I need to think about this more because the discharge idea is really valid if you remove the inner wire before taking the measurement. If the wire stays inside, it's less clear to me.

 

[elect_eng]

Forgetting about my wire cutting idea, I'm going to try a different explanation for your negative results.

You are placing the inner conductor within a capacitor in order to induce a charge polarization. Negative charges will be pulled near the positive plate, leaving positve net charge near the negative plate. These charges move because the inner wire is a conductor, and if you pull the wire out, the charges will flow back to neutrality.

Now consider the way you measure voltage with a meter. The meter has high impedeance which allows a small (hopefully negligible) amount of current to flow. The measured current in this resistor is an indicator of the voltage present. However, you already have a condition in which the charges can't flow back because of the outer capacitor. If they can't flow back through a low impedance conductor, then they surely won't flow back through the 1 GOhm resistance in the meter. Hence the meter sees no current in the internal resistance and concludes that there is no voltage.

Returning to the wire cutting idea, no current flows in the meter here for the same reason. There is no longer the shorted conductor inside, but we already know that the charges want to stay where they are.

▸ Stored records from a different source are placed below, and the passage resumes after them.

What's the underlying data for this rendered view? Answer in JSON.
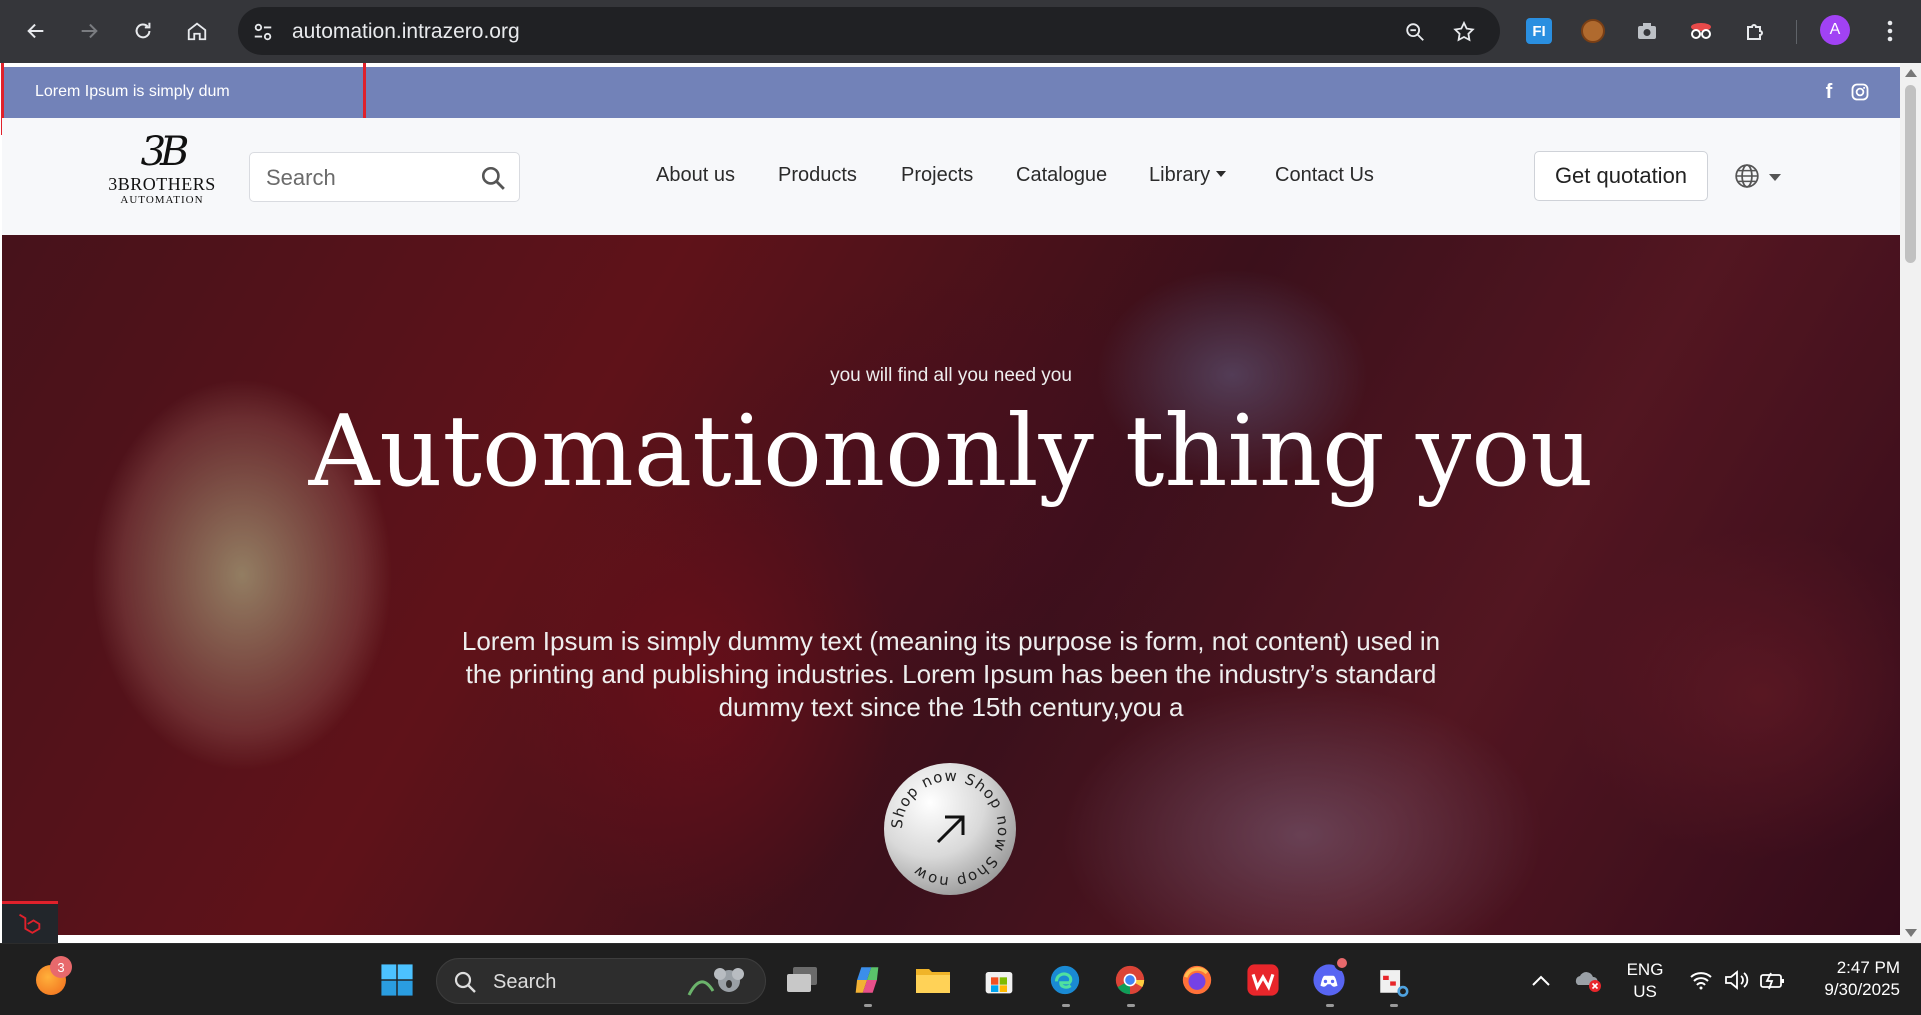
{
  "browser": {
    "url": "automation.intrazero.org",
    "profile_initial": "A",
    "extension_label": "FI"
  },
  "site": {
    "announcement": "Lorem Ipsum is simply dum",
    "logo": {
      "mark": "3B",
      "name": "3BROTHERS",
      "sub": "AUTOMATION"
    },
    "search": {
      "placeholder": "Search"
    },
    "nav": [
      {
        "label": "About us"
      },
      {
        "label": "Products"
      },
      {
        "label": "Projects"
      },
      {
        "label": "Catalogue"
      },
      {
        "label": "Library"
      },
      {
        "label": "Contact Us"
      }
    ],
    "quote_button": "Get quotation",
    "hero": {
      "kicker": "you will find all you need you",
      "title": "Automationonly thing you",
      "description": "Lorem Ipsum is simply dummy text (meaning its purpose is form, not content) used in the printing and publishing industries. Lorem Ipsum has been the industry’s standard dummy text since the 15th century,you a",
      "badge_text": "Shop now Shop now Shop now "
    },
    "social": {
      "facebook": "f"
    }
  },
  "taskbar": {
    "notification_count": "3",
    "search_label": "Search",
    "language": "ENG",
    "region": "US",
    "time": "2:47 PM",
    "date": "9/30/2025"
  },
  "colors": {
    "announcement_bg": "#7282b8",
    "highlight": "#e0212b"
  }
}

This is an intuitive way of thinking in terms of circuit theory. Looking from the point of view of field theory, we can still go back to Faraday's Law. There is no changing flux, so the line integral of electric field around any closed path is zero. Of course, you want to say that the interior has electric field. However, if you charge the outer capacitor and develop induced charge difference on the inner wire, you create a zone of zero electric field (I'm being very approximate here just to get the idea across) in a region of the capacitor interior (charge shielding). However, if you then discharge the outer capacitor (or pull the wire out quickly), you will mometarily have a voltage, but it will quickly decay as the charges go back to the neutral state.

Anyway, I'm just putting some ideas out to think about. This is actually an interesting situation and I'll think about it some more.

 

[grantc]

Hi elect-eng.

My first reply to you disappeared into the message black-hole. I'm still learning how to use the Forum.

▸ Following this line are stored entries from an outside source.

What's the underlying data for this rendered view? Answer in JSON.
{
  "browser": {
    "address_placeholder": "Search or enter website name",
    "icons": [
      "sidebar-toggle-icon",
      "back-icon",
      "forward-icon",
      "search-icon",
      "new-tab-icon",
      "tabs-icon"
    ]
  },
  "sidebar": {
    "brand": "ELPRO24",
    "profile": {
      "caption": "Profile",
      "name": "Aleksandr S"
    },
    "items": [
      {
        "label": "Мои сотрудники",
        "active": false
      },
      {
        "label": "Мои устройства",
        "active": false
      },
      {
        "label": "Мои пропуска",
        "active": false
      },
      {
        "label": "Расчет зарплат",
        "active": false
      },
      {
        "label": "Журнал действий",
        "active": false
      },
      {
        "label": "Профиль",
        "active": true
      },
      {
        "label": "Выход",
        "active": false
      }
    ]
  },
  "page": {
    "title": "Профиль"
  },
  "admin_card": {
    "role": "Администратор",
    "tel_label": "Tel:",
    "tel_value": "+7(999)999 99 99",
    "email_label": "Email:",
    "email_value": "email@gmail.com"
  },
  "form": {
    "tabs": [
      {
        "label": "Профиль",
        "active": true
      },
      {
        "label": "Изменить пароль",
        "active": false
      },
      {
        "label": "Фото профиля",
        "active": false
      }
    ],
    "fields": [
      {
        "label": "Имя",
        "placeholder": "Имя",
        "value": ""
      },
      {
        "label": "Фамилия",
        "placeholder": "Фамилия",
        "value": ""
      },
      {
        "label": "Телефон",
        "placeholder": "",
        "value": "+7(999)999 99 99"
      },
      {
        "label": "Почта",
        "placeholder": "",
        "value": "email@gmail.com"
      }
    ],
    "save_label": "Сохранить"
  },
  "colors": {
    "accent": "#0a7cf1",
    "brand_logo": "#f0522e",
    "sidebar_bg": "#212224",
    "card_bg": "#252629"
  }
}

However, you already have a condition in which the charges can't flow back because of the outer capacitor. If they can't flow back through a low impedance conductor, then they surely won't flow back through the 1 GOhm resistance in the meter.

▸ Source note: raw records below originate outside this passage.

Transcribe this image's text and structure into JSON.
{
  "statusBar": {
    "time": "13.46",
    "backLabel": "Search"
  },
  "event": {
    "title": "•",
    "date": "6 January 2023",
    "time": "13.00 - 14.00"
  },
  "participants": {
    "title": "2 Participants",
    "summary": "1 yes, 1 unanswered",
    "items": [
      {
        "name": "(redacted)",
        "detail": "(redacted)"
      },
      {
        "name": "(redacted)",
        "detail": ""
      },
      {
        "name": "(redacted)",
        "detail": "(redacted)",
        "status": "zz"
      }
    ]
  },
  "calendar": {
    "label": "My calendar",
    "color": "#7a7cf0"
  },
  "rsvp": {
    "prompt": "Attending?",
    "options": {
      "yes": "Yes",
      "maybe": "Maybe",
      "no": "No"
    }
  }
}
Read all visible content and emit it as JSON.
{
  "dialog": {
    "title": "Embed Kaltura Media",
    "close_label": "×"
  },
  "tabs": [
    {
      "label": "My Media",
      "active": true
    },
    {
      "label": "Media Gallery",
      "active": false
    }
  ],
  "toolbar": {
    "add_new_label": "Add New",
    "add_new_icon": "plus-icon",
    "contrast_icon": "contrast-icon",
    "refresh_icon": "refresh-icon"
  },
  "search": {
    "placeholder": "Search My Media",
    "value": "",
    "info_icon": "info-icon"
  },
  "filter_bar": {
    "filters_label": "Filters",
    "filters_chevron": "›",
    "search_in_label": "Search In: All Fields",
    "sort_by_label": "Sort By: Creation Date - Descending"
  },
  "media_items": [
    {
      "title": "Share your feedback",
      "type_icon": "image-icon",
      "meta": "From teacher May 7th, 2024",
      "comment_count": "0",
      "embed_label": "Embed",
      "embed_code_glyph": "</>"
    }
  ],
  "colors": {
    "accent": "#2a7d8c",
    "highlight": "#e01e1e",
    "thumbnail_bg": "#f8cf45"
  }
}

True, the charges in the conductor are prevented from flowing back because of the outer capacitor. However, any flow through the meter resistance is in the opposite direction. If you look at the attachment diagram, rmoving the external capacitor will cause the electrons in the conductor to move DOWN. If a meter is connected to the wires, the path for the electrons will be through the meter and back UP through the conductor.

While this flow is taking place, there will still be unbalanced charges across the conductor, which will give the voltage to be measured.

The interior of the conductor has a NET zero field, since inside the conductor the polarisation field will cancel the external field. This can only remain zero while the polarisation charges are present. Any flow of electrons away from the conductor and through the meter, will immediately cause the polarisation electrons to be replaced by electrons from the conductor.

The conductor in this case should behave exactly as a similar "shorted" conductor in a changing magnetic field and act as a source of voltage.

Unfortunately, the only place this seems to work is in the mythical town called "Theory", where everything works.